Freud diagnostica no início do século XX o mal-estar da civilização como renúncia ao gozo sexual; Lacan, no final do século passado, o aponta como resultado do laço social dominante que é o discurso do capitalista e sua foraclusão da castração. Resultado: somos todos proletários diante do capital. Mas hoje, nossa sociedade de consumidores, microcréditos, microempresas, microcéfalos é a expressão da “civilização de metas”. Resultado: todos empresários! Eis o imperativo do supereu que transforma nossas vidas em olimpíadas, matando quem está na frente e acenando com medalhas de chocolate e louros de plástico. Ao vencedor: as batatas! (Machado de Assis, Quincas Borba, 1892).
Quais são as formas de retorno da castração foracluída? A generalização da falta-a-gozar concomitante ao empuxo ao gozo tem efeitos no sujeito individual que não se distingue do sujeito coletivo, conforme Freud, em 1921. Quais as respostas do analista orientado pela ética do desejo e do bem-dizer? A psicanálise denuncia os novos semblantes do sintoma demonstrando que sua estrutura permanece a mesma. Por ser tecido de linguagem ele é sensível à palavra, por condensar um gozo ele é reduzido pelo ato analítico. A responsabilidade do analista implica no acolhimento do sintoma e na sustentação do tratamento possível do gozo do sofrimento. Fundamentado em uma ética anticapitalista, o psicanalista desmascara os semblantes do social com os quais se travestem os discursos da dominação: os gadgets como objetos de desejo, os corpos-mercadorias, os novos produtos sólidos no lugar da fluidez dos laços, as intermináveis respostas às demandas e aspirações do ser–para-o-sexo, as violentas investidas racistas de segregação da diferença.
Opondo-se ao main stream, sem ser passadista, o psicanalista não se alia à ciência e ao capital foraclusivos que fazem crer no delírio generalizado – do somos todos Um – e nas “novas” descobertas do homem neuronal. O discurso do psicanalista é o avesso disso, fazendo dele cúmplice do negro de todas as raças (Heiner Müller). O analista se alia ao artista com seu tour de force de poesia que desvela o não-sentido de todas as coisas, os sentidos religiosos prêt-à-porter e que o sentido é dado pelo desejo de cada um.
O adulto permancece o filho do homem: a psicanálise mostra que ao criançar-se nas palavras o homem as cria com o que poetisa sua singularidade. O que não quer dizer que a psicanálise pretende uma saída individualista. Não há sujeito sem outro, diz Lacan. E sempre haverá um outro, com sua diferença e sua forma de gozo. À cloaca máxima da civilização (conforme a conferência de Lacan em 1973, no MIT), que suga o ser de sua morada de linguagem, o analista com sua clínica, em seu ato e sua interpretação, desvela a castração como constituinte de todo ser falante e o sem-razão de um Outro gozo, que é sempre diferente. E norteado pela lógica da heteridade, aponta a abertura ao novo e para a chegança sempre surpreendente do outro.
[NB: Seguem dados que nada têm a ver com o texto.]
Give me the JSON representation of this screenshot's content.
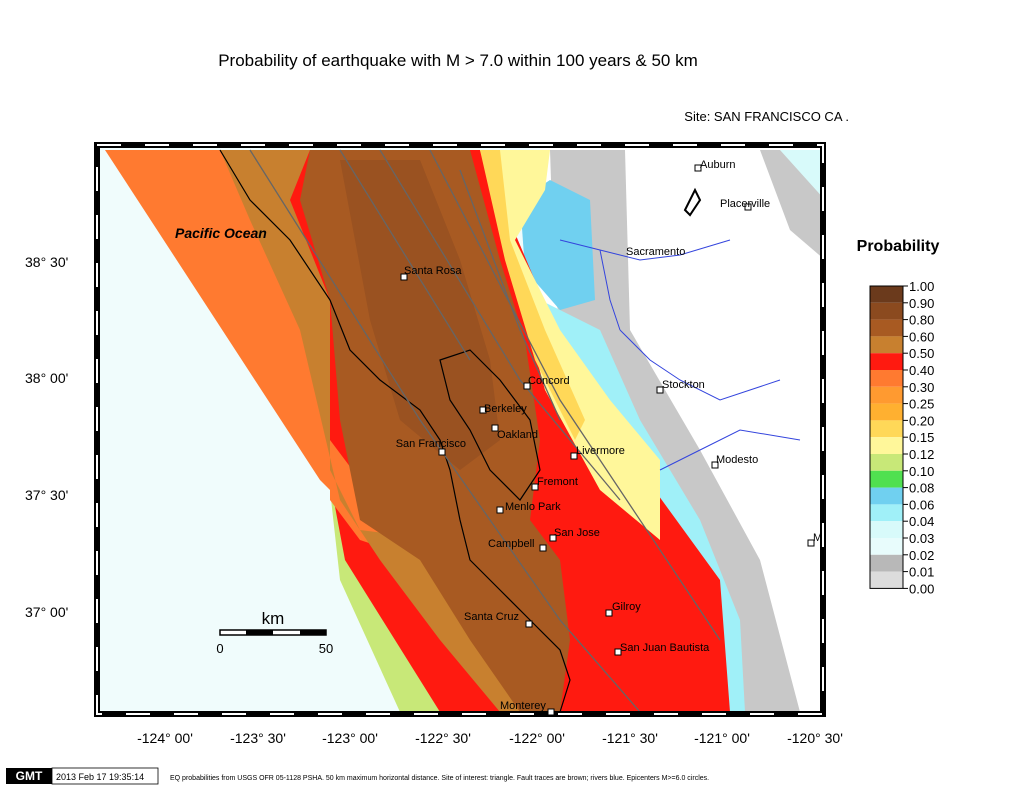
{
  "header": {
    "title": "Probability of earthquake with M > 7.0 within 100 years & 50 km",
    "site": "Site: SAN  FRANCISCO CA ."
  },
  "map": {
    "region_label": "Pacific Ocean",
    "cities": [
      "Auburn",
      "Placerville",
      "Sacramento",
      "Santa Rosa",
      "Concord",
      "Stockton",
      "Berkeley",
      "Oakland",
      "San Francisco",
      "Livermore",
      "Modesto",
      "Fremont",
      "Menlo Park",
      "San Jose",
      "Campbell",
      "Santa Cruz",
      "Gilroy",
      "San Juan Bautista",
      "Monterey",
      "M"
    ],
    "lat_labels": [
      "38° 30'",
      "38° 00'",
      "37° 30'",
      "37° 00'"
    ],
    "lon_labels": [
      "-124° 00'",
      "-123° 30'",
      "-123° 00'",
      "-122° 30'",
      "-122° 00'",
      "-121° 30'",
      "-121° 00'",
      "-120° 30'"
    ],
    "scale": {
      "unit": "km",
      "min": 0,
      "max": 50
    }
  },
  "legend": {
    "title": "Probability",
    "labels": [
      "1.00",
      "0.90",
      "0.80",
      "0.60",
      "0.50",
      "0.40",
      "0.30",
      "0.25",
      "0.20",
      "0.15",
      "0.12",
      "0.10",
      "0.08",
      "0.06",
      "0.04",
      "0.03",
      "0.02",
      "0.01",
      "0.00"
    ],
    "colors": [
      "#6b3a1c",
      "#8b4a1f",
      "#a85a22",
      "#c8802f",
      "#ff1a10",
      "#ff7a30",
      "#ff9a30",
      "#ffb030",
      "#ffd858",
      "#fff79a",
      "#c8e878",
      "#50e050",
      "#70d0f0",
      "#a0f0f8",
      "#d8fafa",
      "#e8fcfc",
      "#b8b8b8",
      "#dcdcdc",
      "#ffffff"
    ]
  },
  "footer": {
    "logo": "GMT",
    "timestamp": "2013 Feb 17 19:35:14",
    "caption": "EQ probabilities from USGS OFR 05-1128 PSHA. 50 km maximum horizontal distance. Site of interest: triangle. Fault traces are brown; rivers blue. Epicenters M>=6.0 circles."
  }
}
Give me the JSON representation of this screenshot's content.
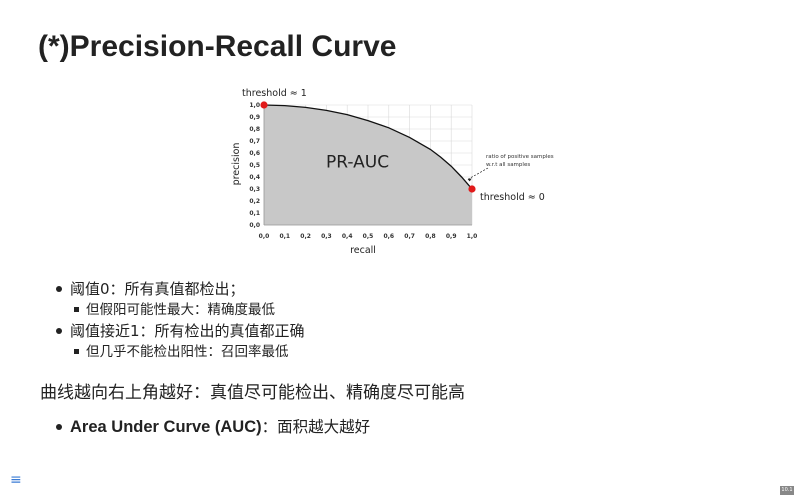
{
  "slide": {
    "title": "(*)Precision-Recall Curve",
    "bullets": [
      {
        "text": "阈值0：所有真值都检出；",
        "sub": "但假阳可能性最大：精确度最低"
      },
      {
        "text": "阈值接近1：所有检出的真值都正确",
        "sub": "但几乎不能检出阳性：召回率最低"
      }
    ],
    "summary": "曲线越向右上角越好：真值尽可能检出、精确度尽可能高",
    "auc_bold": "Area Under Curve (AUC)",
    "auc_rest": "：面积越大越好",
    "menu_icon": "≡",
    "slide_number": "10.1"
  },
  "chart_data": {
    "type": "area",
    "xlabel": "recall",
    "ylabel": "precision",
    "xlim": [
      0,
      1
    ],
    "ylim": [
      0,
      1
    ],
    "x_ticks": [
      "0,0",
      "0,1",
      "0,2",
      "0,3",
      "0,4",
      "0,5",
      "0,6",
      "0,7",
      "0,8",
      "0,9",
      "1,0"
    ],
    "y_ticks": [
      "1,0",
      "0,9",
      "0,8",
      "0,7",
      "0,6",
      "0,5",
      "0,4",
      "0,3",
      "0,2",
      "0,1",
      "0,0"
    ],
    "grid": true,
    "fill_color": "#c8c8c8",
    "point_color": "#e11a1a",
    "area_label": "PR-AUC",
    "threshold_top": "threshold ≈ 1",
    "threshold_bottom": "threshold ≈ 0",
    "annotation_lines": [
      "ratio of positive samples",
      "w.r.t all samples"
    ],
    "curve": {
      "x": [
        0,
        0.1,
        0.2,
        0.3,
        0.4,
        0.5,
        0.6,
        0.7,
        0.8,
        0.85,
        0.9,
        0.95,
        0.98,
        1.0
      ],
      "y": [
        1.0,
        0.995,
        0.98,
        0.955,
        0.92,
        0.87,
        0.81,
        0.73,
        0.63,
        0.565,
        0.49,
        0.4,
        0.34,
        0.3
      ]
    },
    "endpoints": [
      {
        "x": 0,
        "y": 1.0
      },
      {
        "x": 1.0,
        "y": 0.3
      }
    ]
  }
}
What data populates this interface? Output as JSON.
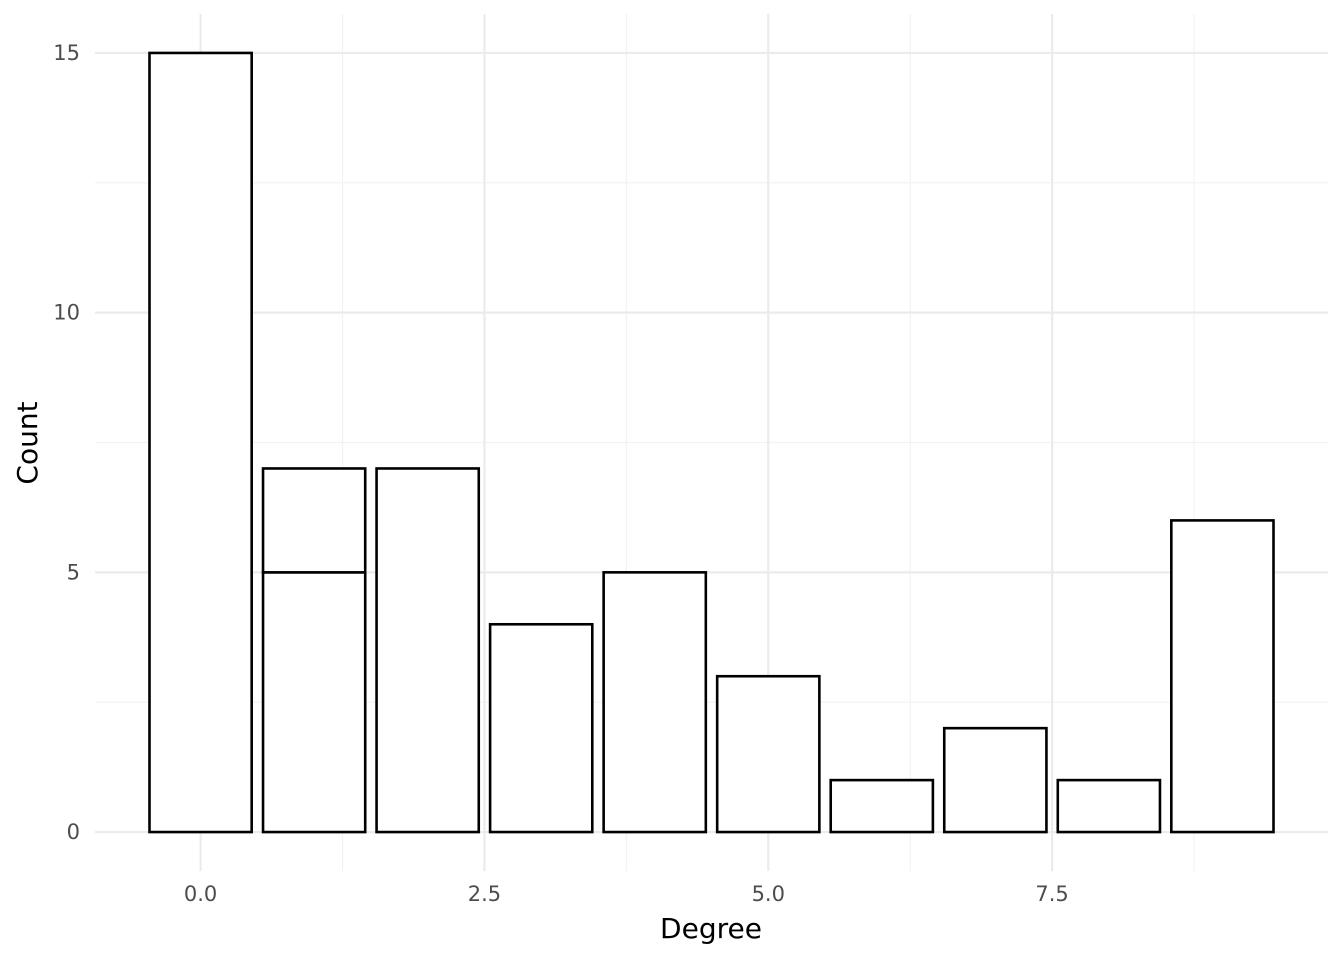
{
  "chart_data": {
    "type": "bar",
    "title": "",
    "xlabel": "Degree",
    "ylabel": "Count",
    "xlim": [
      -0.93,
      9.93
    ],
    "ylim": [
      -0.75,
      15.75
    ],
    "x_ticks": [
      0,
      2.5,
      5,
      7.5
    ],
    "x_tick_labels": [
      "0.0",
      "2.5",
      "5.0",
      "7.5"
    ],
    "y_ticks": [
      0,
      5,
      10,
      15
    ],
    "y_tick_labels": [
      "0",
      "5",
      "10",
      "15"
    ],
    "bar_width": 0.9,
    "grid": true,
    "bars": [
      {
        "x": 0,
        "segments": [
          15
        ]
      },
      {
        "x": 1,
        "segments": [
          5,
          2
        ]
      },
      {
        "x": 2,
        "segments": [
          7
        ]
      },
      {
        "x": 3,
        "segments": [
          4
        ]
      },
      {
        "x": 4,
        "segments": [
          5
        ]
      },
      {
        "x": 5,
        "segments": [
          3
        ]
      },
      {
        "x": 6,
        "segments": [
          1
        ]
      },
      {
        "x": 7,
        "segments": [
          2
        ]
      },
      {
        "x": 8,
        "segments": [
          1
        ]
      },
      {
        "x": 9,
        "segments": [
          6
        ]
      }
    ]
  }
}
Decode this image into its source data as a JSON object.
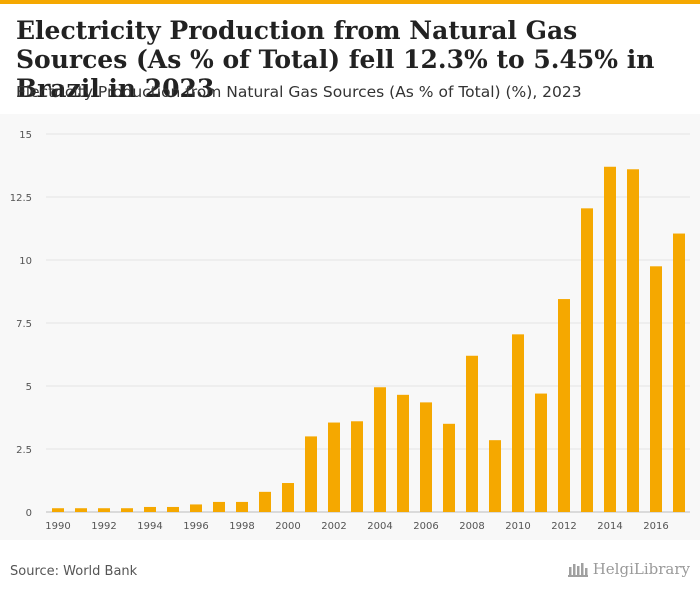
{
  "title": "Electricity Production from Natural Gas Sources (As % of Total) fell 12.3% to 5.45% in Brazil in 2023",
  "subtitle": "Electricity Production from Natural Gas Sources (As % of Total) (%), 2023",
  "source": "Source: World Bank",
  "brand": "HelgiLibrary",
  "colors": {
    "bar": "#f5a800",
    "accent": "#f5a800"
  },
  "chart_data": {
    "type": "bar",
    "categories": [
      "1990",
      "1991",
      "1992",
      "1993",
      "1994",
      "1995",
      "1996",
      "1997",
      "1998",
      "1999",
      "2000",
      "2001",
      "2002",
      "2003",
      "2004",
      "2005",
      "2006",
      "2007",
      "2008",
      "2009",
      "2010",
      "2011",
      "2012",
      "2013",
      "2014",
      "2015",
      "2016",
      "2017"
    ],
    "x_tick_labels": [
      "1990",
      "1992",
      "1994",
      "1996",
      "1998",
      "2000",
      "2002",
      "2004",
      "2006",
      "2008",
      "2010",
      "2012",
      "2014",
      "2016"
    ],
    "values": [
      0.15,
      0.15,
      0.15,
      0.15,
      0.2,
      0.2,
      0.3,
      0.4,
      0.4,
      0.8,
      1.15,
      3.0,
      3.55,
      3.6,
      4.95,
      4.65,
      4.35,
      3.5,
      6.2,
      2.85,
      7.05,
      4.7,
      8.45,
      12.05,
      13.7,
      13.6,
      9.75,
      11.05
    ],
    "y_ticks": [
      "0",
      "2.5",
      "5",
      "7.5",
      "10",
      "12.5",
      "15"
    ],
    "ylim": [
      0,
      15
    ],
    "grid": true
  }
}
Antonio Quinet e Sonia Alberti
Sub-temas:
responsabilidade do psicanalista | a ética na psicanálise | psicanálise e política | clínica do ato | desejo e interpretação | bem dizer e gozo | a aposta clínica no sujeito e os discursos da contemporaneidade | psicanálise e crença | o psicanalista e a ciência | arte e psicanálise | psicanálise e os outros saberes | as respostas do analista às psicoses | ... e às toxicomanias | a criança na psicanálise | o psicanalista e o Real.